Comment conjuguer une âme de petit garçon aux impératifs du monde adulte ?
Malin, Gondry axe son fil narratif sur la rencontre entre Stéphane et Stéphanie (Charlotte Gainsbourg), prenant la difficulté à se déclarer comme une parabole de la retenue à vivre dans le monde réel. L'idée, bien que peu innovante, laissait espérer de sa part un charme, une fable exquise qui aurait fait planer. Il est donc à la fois étrange et déconcertant de retrouver le ton sentimental et poétique de ses précédentes réalisations en y étant si vite noyé, le scénario lui-même semblant s'égarer.
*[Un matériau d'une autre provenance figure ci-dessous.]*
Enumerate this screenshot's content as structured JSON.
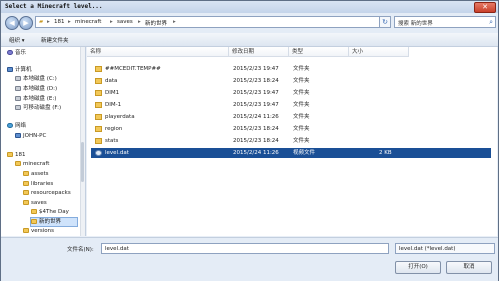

Gael Garcia Bernal, en premier lieu, paraît s'interroger, comme embarrassé par ce rôle de grand garçon flippé. De fait, on ne croît pas à son incapacité quasi-autiste à retrouver sa douce voisine de palier (Charlotte Gainsbourg, d'une patience d'ange), et surtout, on ne s'en amuse pas. Et puis on étouffe dans cet appartement : la chambre d'enfant est claustrophobique et il ne sortira rien de son kitschissime faux studio de télévision. Poussant au paroxysme les représentations de son imaginaire, Gondry nous y perd, nous y oublie, nous y fatigue, nous y dévore. Les expérimentations se court-circuitent, se saturent, les rythmes sont épuisants, et les visions trop baroques pour ne pas révéler un rapport carnassier à l'enfance, un long cauchemar, un règlement de comptes qui ne nous regarderait pas.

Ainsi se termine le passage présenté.